Alumni pledge $1 million for ARH/Carnegie renovation project

Published:
September 20, 2015

Undergraduates creating interactive translations of literary classics. Analyzing space, time, and motion as philosophical, as well as physical, phenomena. Discovering new ways of seeing the world by recording and analyzing endangered languages.

Grinnell College students and faculty will gain advanced opportunities to collaborate, create, and use new technologies in their pursuit of a greater understanding of humanity, thanks to a $1 million pledge from Karen Van Dusen ’77 and Joel Spiegel ’78. Their commitment will support the College’s new humanities and social studies complex.

Van Dusen and Spiegel, a Grinnell College trustee, have made the largest pledge to date to a long-term plan to improve the College’s academic spaces. The College expects to launch a public campaign next year to raise $20 million for the project, which includes a major renovation of Alumni Recitation Hall (ARH) and Carnegie Hall.

Classrooms that accommodate the continuing transformation in modes of teaching and technology are essential for introducing students to the full range of human ideas, says Erik Simpson, professor of English and Grinnell’s principal investigator for the collaborative Digital Bridges project with the University of Iowa (Summer 2015, Page 12).

“More and more often,” he says, “my students will talk about a novel around a table one hour and move to their computers to collaborate on a digital project the next. Bigger and more flexible classrooms will enable groups and individuals to switch between them seamlessly. Plus, well-designed informal spaces will encourage conversations to extend beyond class time.”

The couple’s new gift demonstrates their commitment to providing students with connected and relevant experiences, complementing great classroom teaching with direct exposure to different ways of looking at the world.

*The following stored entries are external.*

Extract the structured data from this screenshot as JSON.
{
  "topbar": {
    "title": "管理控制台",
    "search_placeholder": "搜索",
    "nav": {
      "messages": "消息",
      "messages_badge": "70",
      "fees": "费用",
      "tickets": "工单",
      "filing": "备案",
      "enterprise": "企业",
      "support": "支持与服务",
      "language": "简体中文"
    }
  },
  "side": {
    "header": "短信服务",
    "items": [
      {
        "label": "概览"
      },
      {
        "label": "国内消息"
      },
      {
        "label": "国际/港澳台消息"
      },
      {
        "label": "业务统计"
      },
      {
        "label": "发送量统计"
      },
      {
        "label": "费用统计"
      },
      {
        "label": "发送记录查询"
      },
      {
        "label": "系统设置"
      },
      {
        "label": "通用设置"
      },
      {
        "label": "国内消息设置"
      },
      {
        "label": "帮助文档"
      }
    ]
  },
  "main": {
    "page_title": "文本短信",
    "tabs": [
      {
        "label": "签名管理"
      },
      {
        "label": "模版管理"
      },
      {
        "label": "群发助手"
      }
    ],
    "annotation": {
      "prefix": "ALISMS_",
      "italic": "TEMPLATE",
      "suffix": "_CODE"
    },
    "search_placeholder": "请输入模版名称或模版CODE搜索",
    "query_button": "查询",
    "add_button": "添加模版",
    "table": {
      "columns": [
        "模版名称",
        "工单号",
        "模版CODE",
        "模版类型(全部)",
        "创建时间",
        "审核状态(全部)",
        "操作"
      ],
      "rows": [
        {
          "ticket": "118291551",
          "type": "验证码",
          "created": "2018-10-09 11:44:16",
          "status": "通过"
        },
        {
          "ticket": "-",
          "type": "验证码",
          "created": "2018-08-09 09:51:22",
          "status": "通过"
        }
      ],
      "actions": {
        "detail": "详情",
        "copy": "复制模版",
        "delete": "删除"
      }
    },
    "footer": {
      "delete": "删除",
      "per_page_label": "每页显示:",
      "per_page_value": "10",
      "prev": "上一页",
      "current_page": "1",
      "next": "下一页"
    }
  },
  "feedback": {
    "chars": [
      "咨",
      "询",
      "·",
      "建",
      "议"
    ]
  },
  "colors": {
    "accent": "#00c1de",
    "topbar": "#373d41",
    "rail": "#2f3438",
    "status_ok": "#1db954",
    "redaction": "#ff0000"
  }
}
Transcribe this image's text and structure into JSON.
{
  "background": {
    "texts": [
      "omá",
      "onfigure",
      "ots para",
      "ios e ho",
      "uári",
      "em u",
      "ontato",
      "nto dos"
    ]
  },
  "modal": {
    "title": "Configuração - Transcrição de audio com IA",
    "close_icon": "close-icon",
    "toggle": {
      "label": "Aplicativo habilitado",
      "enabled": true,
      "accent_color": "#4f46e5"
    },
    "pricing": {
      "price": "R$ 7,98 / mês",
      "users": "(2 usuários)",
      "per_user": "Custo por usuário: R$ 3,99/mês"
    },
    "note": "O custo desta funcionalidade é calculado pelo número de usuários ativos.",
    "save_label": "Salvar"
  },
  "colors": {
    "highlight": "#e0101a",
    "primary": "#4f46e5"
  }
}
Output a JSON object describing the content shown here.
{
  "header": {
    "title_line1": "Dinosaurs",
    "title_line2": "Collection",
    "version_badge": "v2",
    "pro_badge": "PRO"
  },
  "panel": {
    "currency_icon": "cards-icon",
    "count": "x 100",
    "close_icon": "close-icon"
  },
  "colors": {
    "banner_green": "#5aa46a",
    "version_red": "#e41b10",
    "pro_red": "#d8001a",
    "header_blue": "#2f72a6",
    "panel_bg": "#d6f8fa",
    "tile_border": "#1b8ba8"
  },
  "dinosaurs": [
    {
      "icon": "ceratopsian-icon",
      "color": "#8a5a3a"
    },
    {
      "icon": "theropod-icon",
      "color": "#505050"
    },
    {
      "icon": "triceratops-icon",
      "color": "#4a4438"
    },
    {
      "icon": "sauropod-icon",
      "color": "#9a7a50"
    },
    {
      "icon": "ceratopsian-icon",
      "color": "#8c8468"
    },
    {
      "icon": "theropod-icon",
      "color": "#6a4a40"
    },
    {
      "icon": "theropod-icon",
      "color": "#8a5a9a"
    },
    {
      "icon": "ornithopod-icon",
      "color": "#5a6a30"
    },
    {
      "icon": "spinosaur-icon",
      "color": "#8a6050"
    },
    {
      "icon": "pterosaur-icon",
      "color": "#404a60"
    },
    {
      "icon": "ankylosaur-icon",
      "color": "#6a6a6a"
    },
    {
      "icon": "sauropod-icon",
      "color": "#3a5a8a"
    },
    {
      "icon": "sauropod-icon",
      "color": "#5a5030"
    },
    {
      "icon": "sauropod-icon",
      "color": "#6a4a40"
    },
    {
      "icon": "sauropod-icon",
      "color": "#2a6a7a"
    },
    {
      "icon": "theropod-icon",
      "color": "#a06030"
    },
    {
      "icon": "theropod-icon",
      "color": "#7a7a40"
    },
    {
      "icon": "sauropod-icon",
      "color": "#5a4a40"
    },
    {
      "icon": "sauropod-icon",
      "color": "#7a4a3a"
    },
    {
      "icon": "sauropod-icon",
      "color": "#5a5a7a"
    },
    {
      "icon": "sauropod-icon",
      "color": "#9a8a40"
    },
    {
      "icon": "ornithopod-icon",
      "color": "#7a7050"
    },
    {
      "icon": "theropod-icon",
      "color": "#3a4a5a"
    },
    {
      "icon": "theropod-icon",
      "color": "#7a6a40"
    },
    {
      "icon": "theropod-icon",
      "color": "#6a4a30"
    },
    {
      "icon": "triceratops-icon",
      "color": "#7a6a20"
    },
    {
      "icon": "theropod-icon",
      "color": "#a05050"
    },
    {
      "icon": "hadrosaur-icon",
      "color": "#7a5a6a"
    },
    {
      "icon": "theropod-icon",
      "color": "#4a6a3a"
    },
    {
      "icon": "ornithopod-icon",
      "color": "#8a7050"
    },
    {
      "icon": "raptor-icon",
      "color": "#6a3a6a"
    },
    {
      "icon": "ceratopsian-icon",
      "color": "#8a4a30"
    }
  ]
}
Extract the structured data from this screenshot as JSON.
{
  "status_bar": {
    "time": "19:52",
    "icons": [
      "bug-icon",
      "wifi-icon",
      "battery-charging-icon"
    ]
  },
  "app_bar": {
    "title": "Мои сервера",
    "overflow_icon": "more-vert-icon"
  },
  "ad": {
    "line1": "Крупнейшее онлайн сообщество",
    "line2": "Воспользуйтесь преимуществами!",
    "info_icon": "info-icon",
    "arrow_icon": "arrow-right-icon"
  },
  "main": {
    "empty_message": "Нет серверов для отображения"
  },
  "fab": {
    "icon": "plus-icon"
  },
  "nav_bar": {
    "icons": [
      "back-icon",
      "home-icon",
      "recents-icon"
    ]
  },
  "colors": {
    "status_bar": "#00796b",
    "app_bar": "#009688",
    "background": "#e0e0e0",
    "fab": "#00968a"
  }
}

Van Dusen, who majored in political science, describes how Grinnell’s broad-ranging approach expanded her own horizons. “I grew up in a rural area in the mountains of Wyoming,” she says. “I would sit and watch the license plates of cars passing through on their way to Yellowstone and wonder where those places were. Grinnell was my entry point into that larger world. I want to give other students with the same aspirations a chance to encounter the incredible range of human experience.”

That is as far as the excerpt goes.